A young artillery officer had appeared in the town a month or so before Velchaninoff's departure and had made acquaintance with the Trusotsky's. The trio became a quartet. Before long Velchaninoff was informed that for many reasons a separation was absolutely necessary; Natalia Vasilievna adduced a hundred excellent reasons why this had become unavoidable—and especially one which quite settled the matter. After his stormy attempt to persuade Natalia Vasilievna to fly with him to Paris—or anywhere,—Velchaninoff had ended by going to St. Petersburg alone—for two or three months at the very most, as he said,—otherwise he would refuse to go at all, in spite of every reason and argument Natalia might adduce.

Exactly two months later Velchaninoff had received a letter from Natalia Vasilievna, begging him to come no more to T——, because that she already loved another. As to the principal reason which she had brought forward in favour of his immediate departure, she now informed him that she had made a mistake. Velchaninoff remembered the young artilleryman, and understood,—and so the matter had ended, once and for all. A year or two after this Bagantoff appeared at T——, and an intimacy between Natalia Vasilievna and the former had sprung up which lasted for five years. This long period of constancy, Velchaninoff attributed to advancing age on the part of Natalia. He sat on the side of his bed for nearly an hour and thought. At last he roused himself, rang for Mavra and his coffee, drank it off quickly—dressed—and punctually at eleven was on his way to the Pokrofsky Hotel: he felt rather ashamed of his behaviour to Pavel Pavlovitch last night. Velchaninoff put down all that phantasmagoria of the trying of the lock and so on to Pavel Pavlovitch's drunken condition and to other reasons,—but he did not know why he was now on his way to make fresh relations with the husband of that woman, since their acquaintanceship and intercourse had come to so natural and simple a termination; yet something seemed to draw him thither—some strong current of impulse,—and he went.


CHAPTER V.

Pavel Pavlovitch was not thinking of “running away,” and goodness knows why Velchaninoff should have asked him such a question last night—he did not know himself why he had said it!
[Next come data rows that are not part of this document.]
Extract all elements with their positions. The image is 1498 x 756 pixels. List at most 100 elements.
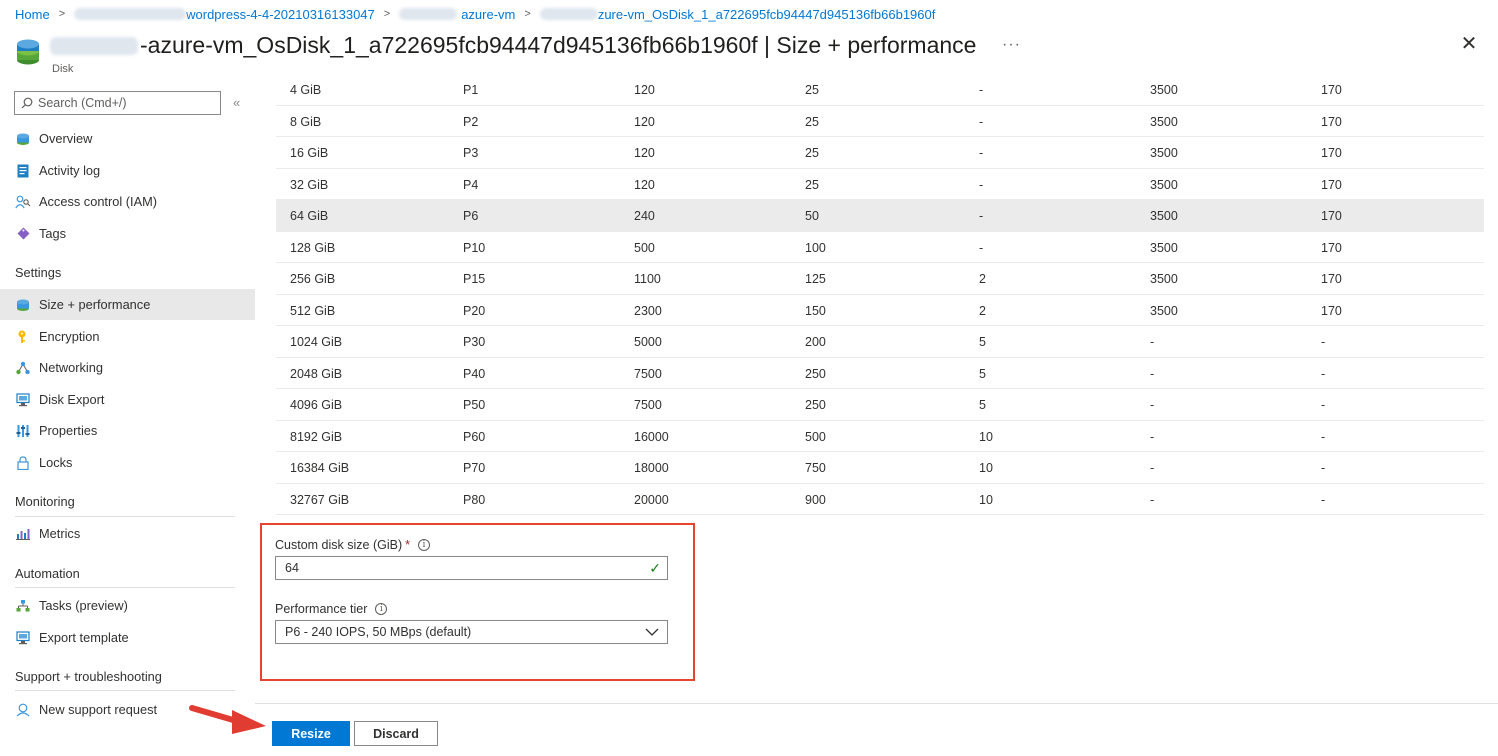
cell-size: 16 GiB [290,146,329,160]
cell-max-burst-throughput: 170 [1321,83,1342,97]
sidebar-item-locks[interactable]: Locks [0,447,255,478]
table-row[interactable]: 16 GiB P3 120 25 - 3500 170 [276,137,1484,169]
cell-burst-iops: 5 [979,335,986,349]
cell-max-burst-iops: 3500 [1150,114,1178,129]
cell-throughput: 25 [805,177,819,192]
breadcrumb-home[interactable]: Home [15,7,50,22]
resize-button[interactable]: Resize [272,721,350,746]
sidebar-item-properties[interactable]: Properties [0,415,255,446]
cell-tier: P60 [463,429,486,444]
cell-iops: 5000 [634,335,662,349]
sidebar-item-metrics[interactable]: Metrics [0,518,255,549]
table-row[interactable]: 2048 GiB P40 7500 250 5 - - [276,358,1484,389]
divider [15,516,235,517]
breadcrumb-resource-group[interactable]: wordpress-4-4-20210316133047 [186,7,375,22]
cell-max-burst-throughput: 170 [1321,209,1342,223]
cell-max-burst-iops: - [1150,429,1155,444]
table-row[interactable]: 512 GiB P20 2300 150 2 3500 170 [276,295,1484,326]
sidebar-item-activity-log[interactable]: Activity log [0,155,255,186]
table-row[interactable]: 8192 GiB P60 16000 500 10 - - [276,421,1484,452]
table-row[interactable]: 16384 GiB P70 18000 750 10 - - [276,452,1484,484]
table-row[interactable]: 8 GiB P2 120 25 - 3500 170 [276,106,1484,137]
breadcrumb-vm[interactable]: azure-vm [461,7,515,22]
sidebar-item-encryption[interactable]: Encryption [0,321,255,352]
chevron-right-icon: > [58,8,66,20]
performance-tier-select[interactable]: P6 - 240 IOPS, 50 MBps (default) [275,620,668,644]
sidebar-item-tags[interactable]: Tags [0,218,255,249]
cell-iops: 120 [634,83,655,97]
breadcrumb-disk[interactable]: zure-vm_OsDisk_1_a722695fcb94447d945136f… [598,7,936,22]
search-input[interactable]: Search (Cmd+/) [14,91,221,115]
table-row[interactable]: 128 GiB P10 500 100 - 3500 170 [276,232,1484,263]
sidebar-item-label: Access control (IAM) [39,194,158,209]
cell-burst-iops: 10 [979,461,993,475]
cell-max-burst-throughput: - [1321,429,1326,444]
cell-iops: 240 [634,209,655,223]
cell-max-burst-throughput: 170 [1321,303,1342,318]
cell-tier: P3 [463,146,479,160]
cell-throughput: 100 [805,240,826,255]
redacted-text [50,36,138,55]
collapse-sidebar-button[interactable]: « [233,95,240,110]
sidebar-item-label: Tags [39,226,67,241]
close-button[interactable]: ✕ [1459,34,1479,54]
custom-size-value: 64 [285,561,299,575]
cell-max-burst-iops: - [1150,461,1155,475]
section-settings: Settings [15,265,62,280]
more-options-button[interactable]: ··· [1002,36,1021,54]
cell-max-burst-iops: 3500 [1150,83,1178,97]
sidebar-item-networking[interactable]: Networking [0,352,255,383]
custom-size-input[interactable]: 64 ✓ [275,556,668,580]
disk-icon [15,297,31,313]
cell-iops: 20000 [634,492,669,507]
resource-type: Disk [52,63,74,75]
table-row[interactable]: 32 GiB P4 120 25 - 3500 170 [276,169,1484,200]
sidebar-item-size-performance[interactable]: Size + performance [0,289,255,320]
custom-size-label: Custom disk size (GiB) * i [275,538,430,552]
support-icon [15,702,31,718]
cell-tier: P4 [463,177,479,192]
cell-max-burst-iops: - [1150,366,1155,381]
redacted-text [74,8,187,20]
table-row[interactable]: 256 GiB P15 1100 125 2 3500 170 [276,263,1484,295]
table-row[interactable]: 1024 GiB P30 5000 200 5 - - [276,326,1484,358]
sidebar-item-label: Disk Export [39,392,105,407]
cell-max-burst-throughput: 170 [1321,177,1342,192]
sidebar-item-disk-export[interactable]: Disk Export [0,384,255,415]
cell-iops: 120 [634,146,655,160]
table-row[interactable]: 4 GiB P1 120 25 - 3500 170 [276,74,1484,106]
cell-iops: 7500 [634,366,662,381]
section-monitoring: Monitoring [15,494,75,509]
info-icon[interactable]: i [375,603,388,615]
properties-icon [15,423,31,439]
sidebar-item-access-control[interactable]: Access control (IAM) [0,186,255,217]
cell-max-burst-throughput: - [1321,461,1326,475]
cell-max-burst-iops: 3500 [1150,209,1178,223]
sidebar-item-tasks[interactable]: Tasks (preview) [0,590,255,621]
table-row[interactable]: 64 GiB P6 240 50 - 3500 170 [276,200,1484,232]
discard-button[interactable]: Discard [354,721,438,746]
cell-size: 4 GiB [290,83,322,97]
cell-burst-iops: 2 [979,303,986,318]
tasks-icon [15,598,31,614]
cell-iops: 120 [634,177,655,192]
sidebar-item-label: Locks [39,455,73,470]
table-row[interactable]: 32767 GiB P80 20000 900 10 - - [276,484,1484,515]
arrow-pointer-icon [189,705,266,734]
sidebar-item-export-template[interactable]: Export template [0,622,255,653]
info-icon[interactable]: i [417,539,430,551]
custom-size-label-text: Custom disk size (GiB) [275,538,403,552]
cell-max-burst-throughput: - [1321,492,1326,507]
cell-size: 32 GiB [290,177,329,192]
sidebar-item-overview[interactable]: Overview [0,123,255,154]
checkmark-icon: ✓ [649,560,661,576]
performance-tier-label-text: Performance tier [275,602,368,616]
search-icon [21,97,33,109]
cell-size: 1024 GiB [290,335,343,349]
redacted-text [539,8,598,20]
cell-size: 128 GiB [290,240,336,255]
table-row[interactable]: 4096 GiB P50 7500 250 5 - - [276,389,1484,421]
cell-size: 64 GiB [290,209,329,223]
cell-max-burst-throughput: 170 [1321,240,1342,255]
cell-iops: 7500 [634,398,662,412]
He was directed to the Petrofsky Hotel, and found the building at once. At the hotel he was told that Pavel Pavlovitch had now engaged a furnished lodging in the back part of the same house.

Mounting the dirty and narrow stairs indicated, as far as the third storey, he suddenly became aware of someone crying. It sounded like the weeping of a child of some seven or eight years of age; it was a bitter, but a more or less suppressed sort of crying, and with it came the sound of a grown man's voice, apparently trying to quiet the child—anxious that its sobbing and crying should not be heard,—and yet only succeeding in making it cry the louder.

The man's voice did not seem in any way sympathetic with the child's grief; and the latter appeared to be begging for forgiveness.

Making his way into a narrow dark passage with two doors on each side of it, Velchaninoff met a stout-looking, elderly woman, in very careless morning attire, and inquired for Pavel Pavlovitch.